The querying syntax is similar to other ORMs, but not always as elegant. For instance, an OR query across two fields would look like this:
A whole slew of custom query builder methods are available for performing different kinds of join operations, which is useful if you explicitly want, say, a
FULLOUTERJOIN instead of a
SQLObject has little in the way of utilities. Its biggest offering there is the ability to dump and load database tables to and from CSV. However, with some additional manual work, its native admin tool lets you record versions of your database’s schema and perform migrations; the upgrade process is not automatic.
Tortoise ORM is the youngest project profiled here, and the only one that is asynchronous by default. That makes it an ideal companion for async web frameworks like FastAPI, or applications built on asynchronous principles, generally.
Creating models with Tortoise follows roughly the same pattern as other Python ORMs. You subclass Tortoise’s
Model class, and use field classes like
ManyToManyField to define fields and their relationships. Models can also have a
Meta inner class to define additional details about the model, such as indexes or the name of the created table. For relationship fields, such as
OneToOne, the field definition can also specify delete behaviors such as a cascading delete.
Queries in Tortoise do not track as closely to SQL syntax as some other ORMs. For instance,
User.filter(rank="Admin") is used to express a
SELECT/WHERE query. An
.exclude() clause can be used to further refine results; for example,
User.filter(rank="Admin").exclude(status="Disabled"). This approach does provide a slightly more compact way to express common queries than the
.select().where() approach used elsewhere.
The Signals feature lets you specify behaviors before or after actions like saving or deleting a record. In other ORMs this would be done by, say, subclassing a model and overriding
.save(). With Tortoise, you can wrap a function with a decorator to specify a signal action, outside of the model definition. Tortoise also has a “router” mechanism for allowing reads and writes to be applied to different databases if needed. A very useful function not commonly seen in ORMs is
.explain(), which executes the database’s plan explainer on the supplied query.

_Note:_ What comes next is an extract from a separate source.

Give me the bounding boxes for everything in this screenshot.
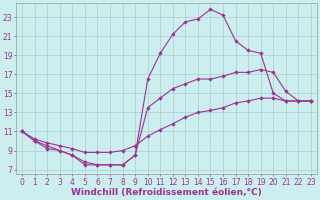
- X-axis label: Windchill (Refroidissement éolien,°C): Windchill (Refroidissement éolien,°C): [71, 188, 262, 197]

Async is still a relatively new presence in Python’s ecosystem. To get a handle on how to use Tortoise with async web frameworks, the documentation provides examples for FastAPI, Quart, Sanic, Starlette,
aiohttp, and others. For those who want to use type annotations (also relatively new to the Python ecosystem), a Pydantic plugin can generate Pydantic models from Tortoise models, although it only supports serialization and not deserialization of those models. An external tool, Aerich, generates migration scripts, and supports both migrating to newer and downgrading to older versions of a schema.
The most widely used of the Python ORMs, SQLAlchemy, is almost always a safe default choice, even if newer and more elegant tools exist. Peewee is compact and expressive, with less boilerplate needed for many operations, but it lacks more advanced ORM features like a native mechanism for schema migrations.
Django’s ORM is mainly for use with the Django web framework, but its power and feature set, especially its migration management system, make it a strong reason to consider Django as a whole. PonyORM’s use of native Python metaphors makes it easy to grasp conceptually, but be aware of its opinionated defaults.
SQLObject, the oldest of the ORMs profiled here, has powerful features for evoking exact behaviors (e.g., joins), but it’s not always elegant to use and has few native utilities. And the newest, Tortoise ORM, is async by default, so it complements the new generation of async-first web frameworks.